When this takes place, you will not only recognize who shortchanged you but how to get your emotional change back. The way you give the change back to your parents who failed to meet significant needs is that you give back the shame you have carried for them into your adulthood. For example, a child learns that s/he matters when the parent spends significant time with them on their terms and not the parents’ terms. When this does not happen, the child concludes without conversation that they matter less than other things. The need for connection and knowing they are valued is so great at this young impressionable age, that the child will seek ways to get mom and dad’s attention in order to know they matter. The child may try to be a family hero, scapegoat, or achiever in one form or another, all examples of seeking the parent’s attention to know that they are significant and matter to the parent. This is often carried out subconsciously by the child.

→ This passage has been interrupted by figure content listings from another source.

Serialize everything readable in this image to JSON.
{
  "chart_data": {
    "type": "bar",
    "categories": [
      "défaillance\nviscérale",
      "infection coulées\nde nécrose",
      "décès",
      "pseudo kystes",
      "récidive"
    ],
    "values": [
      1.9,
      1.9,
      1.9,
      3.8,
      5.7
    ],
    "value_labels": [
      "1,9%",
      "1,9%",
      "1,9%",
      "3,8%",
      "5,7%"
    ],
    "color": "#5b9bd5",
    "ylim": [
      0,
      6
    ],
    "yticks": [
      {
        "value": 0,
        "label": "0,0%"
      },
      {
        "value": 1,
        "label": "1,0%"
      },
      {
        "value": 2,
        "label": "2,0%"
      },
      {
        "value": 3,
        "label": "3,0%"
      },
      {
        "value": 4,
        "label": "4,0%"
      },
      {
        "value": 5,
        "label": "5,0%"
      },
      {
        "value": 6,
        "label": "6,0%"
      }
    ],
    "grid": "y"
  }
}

So, in the development of a wise-mind adult, you seek to recognize these unmet needs and consciously give back to mom and dad your carried shame. By that you converse with them and share the unmet need from childhood and how you have carried shame for not mattering. You can explain that now you are aware that there have been many things you have done to get their attention only to never be able to do enough to know that you mattered down deep. This dynamic may very well be unintentional on your parent’s part. Yet, by recognizing this and sharing it with them, you can give them back the shame that you have carried of not being good enough to matter. It is the parent’s role to connect with you as a child in meaningful ways by spending sufficient time with you on your terms in order for you to know that you do matter.

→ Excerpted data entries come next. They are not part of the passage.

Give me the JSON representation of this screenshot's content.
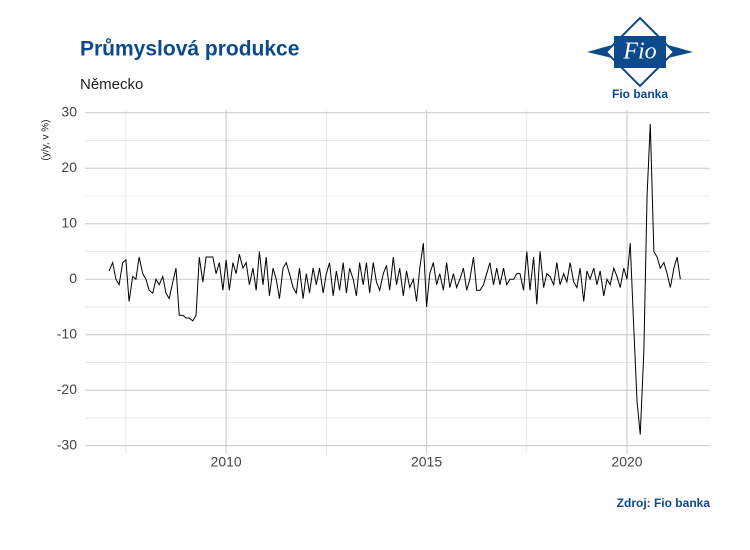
{
  "chart_data": {
    "type": "line",
    "title": "Průmyslová produkce",
    "subtitle": "Německo",
    "ylabel": "(y/y, v %)",
    "source": "Zdroj: Fio banka",
    "logo": "Fio",
    "brand": "Fio banka",
    "xlim": [
      2006.48,
      2022.07
    ],
    "xticks": [
      2010,
      2015,
      2020
    ],
    "ylim": [
      -31.5,
      30.5
    ],
    "yticks": [
      -30,
      -20,
      -10,
      0,
      10,
      20,
      30
    ],
    "grid": true,
    "x": [
      2007.08,
      2007.17,
      2007.25,
      2007.33,
      2007.42,
      2007.5,
      2007.58,
      2007.67,
      2007.75,
      2007.83,
      2007.92,
      2008.0,
      2008.08,
      2008.17,
      2008.25,
      2008.33,
      2008.42,
      2008.5,
      2008.58,
      2008.67,
      2008.75,
      2008.83,
      2008.92,
      2009.0,
      2009.08,
      2009.17,
      2009.25,
      2009.33,
      2009.42,
      2009.5,
      2009.58,
      2009.67,
      2009.75,
      2009.83,
      2009.92,
      2010.0,
      2010.08,
      2010.17,
      2010.25,
      2010.33,
      2010.42,
      2010.5,
      2010.58,
      2010.67,
      2010.75,
      2010.83,
      2010.92,
      2011.0,
      2011.08,
      2011.17,
      2011.25,
      2011.33,
      2011.42,
      2011.5,
      2011.58,
      2011.67,
      2011.75,
      2011.83,
      2011.92,
      2012.0,
      2012.08,
      2012.17,
      2012.25,
      2012.33,
      2012.42,
      2012.5,
      2012.58,
      2012.67,
      2012.75,
      2012.83,
      2012.92,
      2013.0,
      2013.08,
      2013.17,
      2013.25,
      2013.33,
      2013.42,
      2013.5,
      2013.58,
      2013.67,
      2013.75,
      2013.83,
      2013.92,
      2014.0,
      2014.08,
      2014.17,
      2014.25,
      2014.33,
      2014.42,
      2014.5,
      2014.58,
      2014.67,
      2014.75,
      2014.83,
      2014.92,
      2015.0,
      2015.08,
      2015.17,
      2015.25,
      2015.33,
      2015.42,
      2015.5,
      2015.58,
      2015.67,
      2015.75,
      2015.83,
      2015.92,
      2016.0,
      2016.08,
      2016.17,
      2016.25,
      2016.33,
      2016.42,
      2016.5,
      2016.58,
      2016.67,
      2016.75,
      2016.83,
      2016.92,
      2017.0,
      2017.08,
      2017.17,
      2017.25,
      2017.33,
      2017.42,
      2017.5,
      2017.58,
      2017.67,
      2017.75,
      2017.83,
      2017.92,
      2018.0,
      2018.08,
      2018.17,
      2018.25,
      2018.33,
      2018.42,
      2018.5,
      2018.58,
      2018.67,
      2018.75,
      2018.83,
      2018.92,
      2019.0,
      2019.08,
      2019.17,
      2019.25,
      2019.33,
      2019.42,
      2019.5,
      2019.58,
      2019.67,
      2019.75,
      2019.83,
      2019.92,
      2020.0,
      2020.08,
      2020.17,
      2020.25,
      2020.33,
      2020.42,
      2020.5,
      2020.58,
      2020.67,
      2020.75,
      2020.83,
      2020.92,
      2021.0,
      2021.08,
      2021.17,
      2021.25,
      2021.33
    ],
    "series": [
      {
        "color": "#000000",
        "values": [
          1.5,
          3,
          0,
          -1,
          3,
          3.5,
          -4,
          0.5,
          0,
          4,
          1,
          0,
          -2,
          -2.5,
          0,
          -1,
          0.5,
          -2.5,
          -3.5,
          -0.5,
          2,
          -6.5,
          -6.5,
          -7,
          -7,
          -7.5,
          -6.5,
          4,
          -0.5,
          4,
          4,
          4,
          1,
          3,
          -2,
          3.5,
          -2,
          3,
          1,
          4.5,
          2,
          3,
          -1,
          2,
          -2,
          5,
          -1,
          4,
          -3,
          2,
          0,
          -3.5,
          2,
          3,
          1,
          -1.5,
          -2.5,
          2,
          -3.5,
          1,
          -2.5,
          2,
          -1,
          2,
          -2.5,
          1,
          3,
          -3,
          1.5,
          -2,
          3,
          -2.5,
          2,
          0,
          -3,
          3,
          -1,
          3,
          -2.5,
          3,
          -0.5,
          -2,
          1,
          2.5,
          -2,
          4,
          -1,
          2,
          -3,
          1.5,
          -1.5,
          0,
          -4,
          2,
          6.5,
          -5,
          1,
          3,
          -1,
          1,
          -2,
          3,
          -1.5,
          1,
          -1.5,
          0,
          2,
          -2,
          0,
          4,
          -2,
          -2,
          -1,
          1,
          3,
          -1,
          2,
          -1,
          2,
          -1,
          0,
          0,
          1,
          1,
          -2,
          5,
          -2,
          4,
          -4.5,
          5,
          -1.5,
          1,
          0.5,
          -1,
          3,
          -1,
          1,
          -0.5,
          3,
          -0.5,
          -1.5,
          2,
          -4,
          1.5,
          0,
          2,
          -1,
          1.5,
          -3,
          0,
          -1,
          2,
          0.5,
          -1.5,
          2,
          0,
          6.5,
          -9,
          -22,
          -28,
          -13,
          15,
          28,
          5,
          4,
          2,
          3,
          1,
          -1.5,
          2,
          4,
          0
        ]
      }
    ]
  }
}
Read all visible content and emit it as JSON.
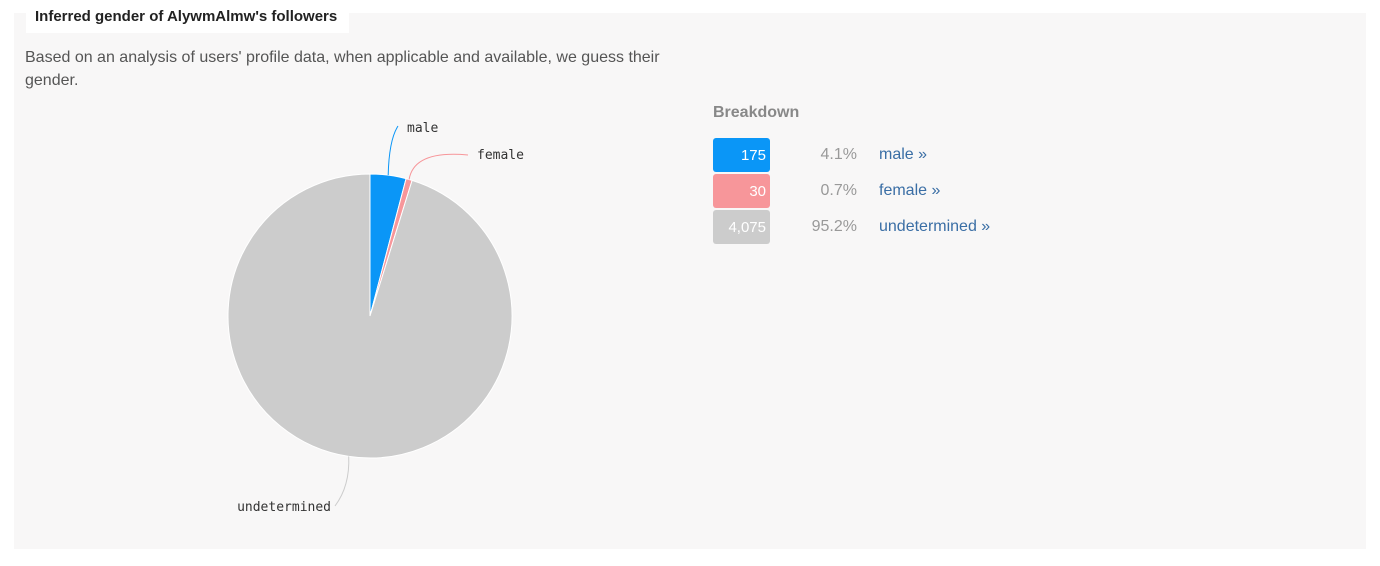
{
  "panel": {
    "title": "Inferred gender of AlywmAlmw's followers",
    "description": "Based on an analysis of users' profile data, when applicable and available, we guess their gender."
  },
  "breakdown": {
    "title": "Breakdown",
    "rows": [
      {
        "count": "175",
        "percent": "4.1%",
        "link": "male »",
        "color": "#0a96f7"
      },
      {
        "count": "30",
        "percent": "0.7%",
        "link": "female »",
        "color": "#f7969a"
      },
      {
        "count": "4,075",
        "percent": "95.2%",
        "link": "undetermined »",
        "color": "#cccccc"
      }
    ]
  },
  "chart_data": {
    "type": "pie",
    "categories": [
      "male",
      "female",
      "undetermined"
    ],
    "values": [
      175,
      30,
      4075
    ],
    "colors": [
      "#0a96f7",
      "#f7969a",
      "#cccccc"
    ],
    "title": "",
    "legend": "none"
  }
}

If your parents are deceased, or unwilling to have the conversation, then you can have a powerful discussion without them by putting them in an empty chair with someone present who you trust and will give you a fair hearing. With this trust support by your side, you can put your mother or father metaphorically in the empty chair and have a healing conversation. Remember, this conversation is for you to heal not to lay blame at your parents’ feet. You can be direct and respectful with kindness at the same time.

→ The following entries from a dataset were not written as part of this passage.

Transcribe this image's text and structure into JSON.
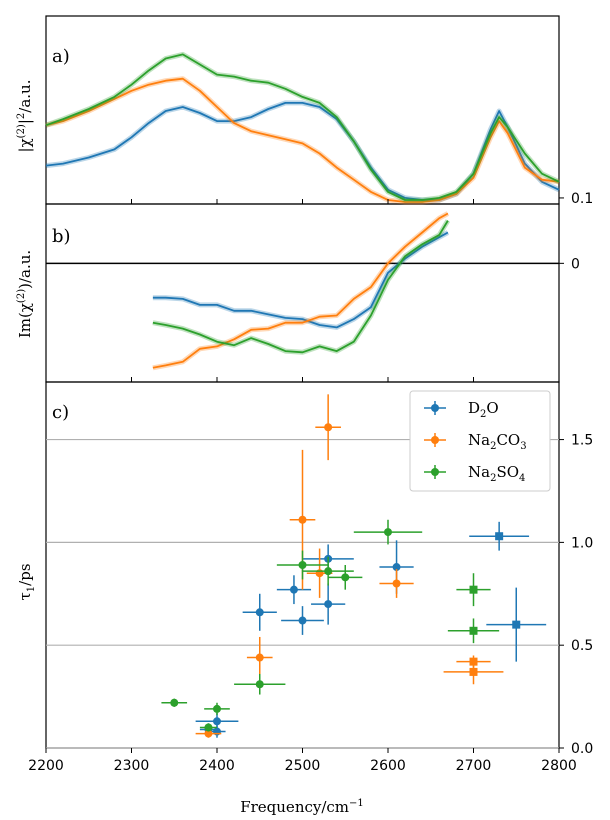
{
  "colors": {
    "D2O": "#1f77b4",
    "Na2CO3": "#ff7f0e",
    "Na2SO4": "#2ca02c",
    "grid": "#b0b0b0"
  },
  "chart_data": [
    {
      "panel": "a)",
      "type": "line",
      "ylabel": "|χ(2)|²/a.u.",
      "xlim": [
        2200,
        2800
      ],
      "ylim": [
        0.07,
        1.0
      ],
      "yticks": [
        "0.1"
      ],
      "series": [
        {
          "name": "D2O",
          "x": [
            2200,
            2220,
            2250,
            2280,
            2300,
            2320,
            2340,
            2360,
            2380,
            2400,
            2420,
            2440,
            2460,
            2480,
            2500,
            2520,
            2540,
            2560,
            2580,
            2600,
            2620,
            2640,
            2660,
            2680,
            2700,
            2720,
            2730,
            2740,
            2760,
            2780,
            2800
          ],
          "y": [
            0.26,
            0.27,
            0.3,
            0.34,
            0.4,
            0.47,
            0.53,
            0.55,
            0.52,
            0.48,
            0.48,
            0.5,
            0.54,
            0.57,
            0.57,
            0.55,
            0.49,
            0.38,
            0.25,
            0.14,
            0.1,
            0.09,
            0.09,
            0.12,
            0.22,
            0.44,
            0.53,
            0.45,
            0.27,
            0.18,
            0.14
          ]
        },
        {
          "name": "Na2CO3",
          "x": [
            2200,
            2220,
            2250,
            2280,
            2300,
            2320,
            2340,
            2360,
            2380,
            2400,
            2420,
            2440,
            2460,
            2480,
            2500,
            2520,
            2540,
            2560,
            2580,
            2600,
            2620,
            2640,
            2660,
            2680,
            2700,
            2720,
            2730,
            2740,
            2760,
            2780,
            2800
          ],
          "y": [
            0.46,
            0.48,
            0.53,
            0.59,
            0.63,
            0.66,
            0.68,
            0.69,
            0.63,
            0.55,
            0.47,
            0.43,
            0.41,
            0.39,
            0.37,
            0.32,
            0.25,
            0.19,
            0.13,
            0.09,
            0.08,
            0.08,
            0.09,
            0.12,
            0.2,
            0.4,
            0.48,
            0.42,
            0.25,
            0.19,
            0.18
          ]
        },
        {
          "name": "Na2SO4",
          "x": [
            2200,
            2220,
            2250,
            2280,
            2300,
            2320,
            2340,
            2360,
            2380,
            2400,
            2420,
            2440,
            2460,
            2480,
            2500,
            2520,
            2540,
            2560,
            2580,
            2600,
            2620,
            2640,
            2660,
            2680,
            2700,
            2720,
            2730,
            2740,
            2760,
            2780,
            2800
          ],
          "y": [
            0.46,
            0.49,
            0.54,
            0.6,
            0.66,
            0.73,
            0.79,
            0.81,
            0.76,
            0.71,
            0.7,
            0.68,
            0.67,
            0.64,
            0.6,
            0.57,
            0.5,
            0.38,
            0.24,
            0.13,
            0.09,
            0.09,
            0.1,
            0.13,
            0.22,
            0.42,
            0.5,
            0.45,
            0.32,
            0.22,
            0.18
          ]
        }
      ]
    },
    {
      "panel": "b)",
      "type": "line",
      "ylabel": "Im(χ(2))/a.u.",
      "xlim": [
        2200,
        2800
      ],
      "ylim": [
        -1.0,
        0.5
      ],
      "yticks": [
        "0"
      ],
      "series": [
        {
          "name": "D2O",
          "x": [
            2325,
            2340,
            2360,
            2380,
            2400,
            2420,
            2440,
            2460,
            2480,
            2500,
            2520,
            2540,
            2560,
            2580,
            2600,
            2620,
            2640,
            2660,
            2670
          ],
          "y": [
            -0.29,
            -0.29,
            -0.3,
            -0.35,
            -0.35,
            -0.4,
            -0.4,
            -0.43,
            -0.46,
            -0.47,
            -0.52,
            -0.54,
            -0.47,
            -0.37,
            -0.08,
            0.04,
            0.14,
            0.22,
            0.26
          ]
        },
        {
          "name": "Na2CO3",
          "x": [
            2325,
            2340,
            2360,
            2380,
            2400,
            2420,
            2440,
            2460,
            2480,
            2500,
            2520,
            2540,
            2560,
            2580,
            2600,
            2620,
            2640,
            2660,
            2670
          ],
          "y": [
            -0.88,
            -0.86,
            -0.83,
            -0.72,
            -0.7,
            -0.64,
            -0.56,
            -0.55,
            -0.5,
            -0.5,
            -0.45,
            -0.44,
            -0.3,
            -0.2,
            0.0,
            0.14,
            0.26,
            0.38,
            0.42
          ]
        },
        {
          "name": "Na2SO4",
          "x": [
            2325,
            2340,
            2360,
            2380,
            2400,
            2420,
            2440,
            2460,
            2480,
            2500,
            2520,
            2540,
            2560,
            2580,
            2600,
            2620,
            2640,
            2660,
            2670
          ],
          "y": [
            -0.5,
            -0.52,
            -0.55,
            -0.6,
            -0.66,
            -0.69,
            -0.63,
            -0.68,
            -0.74,
            -0.75,
            -0.7,
            -0.74,
            -0.66,
            -0.44,
            -0.14,
            0.06,
            0.16,
            0.24,
            0.36
          ]
        }
      ]
    },
    {
      "panel": "c)",
      "type": "scatter",
      "ylabel": "τ1/ps",
      "xlabel": "Frequency/cm−1",
      "xlim": [
        2200,
        2800
      ],
      "ylim": [
        0.0,
        1.78
      ],
      "xticks": [
        2200,
        2300,
        2400,
        2500,
        2600,
        2700,
        2800
      ],
      "yticks": [
        0.0,
        0.5,
        1.0,
        1.5
      ],
      "ytick_labels": [
        "0.0",
        "0.5",
        "1.0",
        "1.5"
      ],
      "grid_y": [
        0.0,
        0.5,
        1.0,
        1.5
      ],
      "legend": {
        "position": "top-right",
        "entries": [
          "D2O",
          "Na2CO3",
          "Na2SO4"
        ]
      },
      "series": [
        {
          "name": "D2O",
          "points": [
            {
              "x": 2390,
              "y": 0.09,
              "xerr": 10,
              "yerr": 0.03,
              "marker": "circle"
            },
            {
              "x": 2400,
              "y": 0.13,
              "xerr": 25,
              "yerr": 0.04,
              "marker": "circle"
            },
            {
              "x": 2400,
              "y": 0.08,
              "xerr": 10,
              "yerr": 0.03,
              "marker": "circle"
            },
            {
              "x": 2450,
              "y": 0.66,
              "xerr": 20,
              "yerr": 0.09,
              "marker": "circle"
            },
            {
              "x": 2490,
              "y": 0.77,
              "xerr": 20,
              "yerr": 0.07,
              "marker": "circle"
            },
            {
              "x": 2500,
              "y": 0.62,
              "xerr": 25,
              "yerr": 0.07,
              "marker": "circle"
            },
            {
              "x": 2530,
              "y": 0.92,
              "xerr": 30,
              "yerr": 0.07,
              "marker": "circle"
            },
            {
              "x": 2530,
              "y": 0.7,
              "xerr": 20,
              "yerr": 0.1,
              "marker": "circle"
            },
            {
              "x": 2610,
              "y": 0.88,
              "xerr": 20,
              "yerr": 0.13,
              "marker": "circle"
            },
            {
              "x": 2730,
              "y": 1.03,
              "xerr": 35,
              "yerr": 0.07,
              "marker": "square"
            },
            {
              "x": 2750,
              "y": 0.6,
              "xerr": 35,
              "yerr": 0.18,
              "marker": "square"
            }
          ]
        },
        {
          "name": "Na2CO3",
          "points": [
            {
              "x": 2390,
              "y": 0.07,
              "xerr": 15,
              "yerr": 0.02,
              "marker": "circle"
            },
            {
              "x": 2450,
              "y": 0.44,
              "xerr": 15,
              "yerr": 0.1,
              "marker": "circle"
            },
            {
              "x": 2500,
              "y": 1.11,
              "xerr": 15,
              "yerr": 0.34,
              "marker": "circle"
            },
            {
              "x": 2520,
              "y": 0.85,
              "xerr": 15,
              "yerr": 0.12,
              "marker": "circle"
            },
            {
              "x": 2530,
              "y": 1.56,
              "xerr": 15,
              "yerr": 0.16,
              "marker": "circle"
            },
            {
              "x": 2610,
              "y": 0.8,
              "xerr": 20,
              "yerr": 0.07,
              "marker": "circle"
            },
            {
              "x": 2700,
              "y": 0.42,
              "xerr": 20,
              "yerr": 0.03,
              "marker": "square"
            },
            {
              "x": 2700,
              "y": 0.37,
              "xerr": 35,
              "yerr": 0.06,
              "marker": "square"
            }
          ]
        },
        {
          "name": "Na2SO4",
          "points": [
            {
              "x": 2350,
              "y": 0.22,
              "xerr": 15,
              "yerr": 0.02,
              "marker": "circle"
            },
            {
              "x": 2390,
              "y": 0.1,
              "xerr": 10,
              "yerr": 0.02,
              "marker": "circle"
            },
            {
              "x": 2400,
              "y": 0.19,
              "xerr": 15,
              "yerr": 0.03,
              "marker": "circle"
            },
            {
              "x": 2450,
              "y": 0.31,
              "xerr": 30,
              "yerr": 0.05,
              "marker": "circle"
            },
            {
              "x": 2500,
              "y": 0.89,
              "xerr": 30,
              "yerr": 0.07,
              "marker": "circle"
            },
            {
              "x": 2530,
              "y": 0.86,
              "xerr": 30,
              "yerr": 0.07,
              "marker": "circle"
            },
            {
              "x": 2550,
              "y": 0.83,
              "xerr": 20,
              "yerr": 0.06,
              "marker": "circle"
            },
            {
              "x": 2600,
              "y": 1.05,
              "xerr": 40,
              "yerr": 0.06,
              "marker": "circle"
            },
            {
              "x": 2700,
              "y": 0.77,
              "xerr": 20,
              "yerr": 0.08,
              "marker": "square"
            },
            {
              "x": 2700,
              "y": 0.57,
              "xerr": 30,
              "yerr": 0.06,
              "marker": "square"
            }
          ]
        }
      ]
    }
  ]
}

It is possible to stop destructive and damaging behaviors without resolving unmet childhood emotional needs. You can put a cork in the bottle and stop a destructive pattern of addictive drinking or other hurtful behaviors. However, without doing this work, you are unlikely to drain the pool of pain in your life which will continue to sabotage healthy relational connections. It is important to scrub the childhood wounds that result from unmet childhood emotional needs. As you do this work, you will not only recognize who shortchanged you but you will be able to get the emotional change back because you will become the empowered change agent of your own life and destiny.

Your task in identifying the shortchange is to recognize where to roll up your sleeves to do emotional work. It is not to get you to hate your parents and get stuck with blame. However, it is understanding that leads to healing, not blame. If you do hate or are angry with your parents for their abuse or lack of meeting your needs, your recognition is the beginning of the work. Do it to transform negative emotions into healing experiences.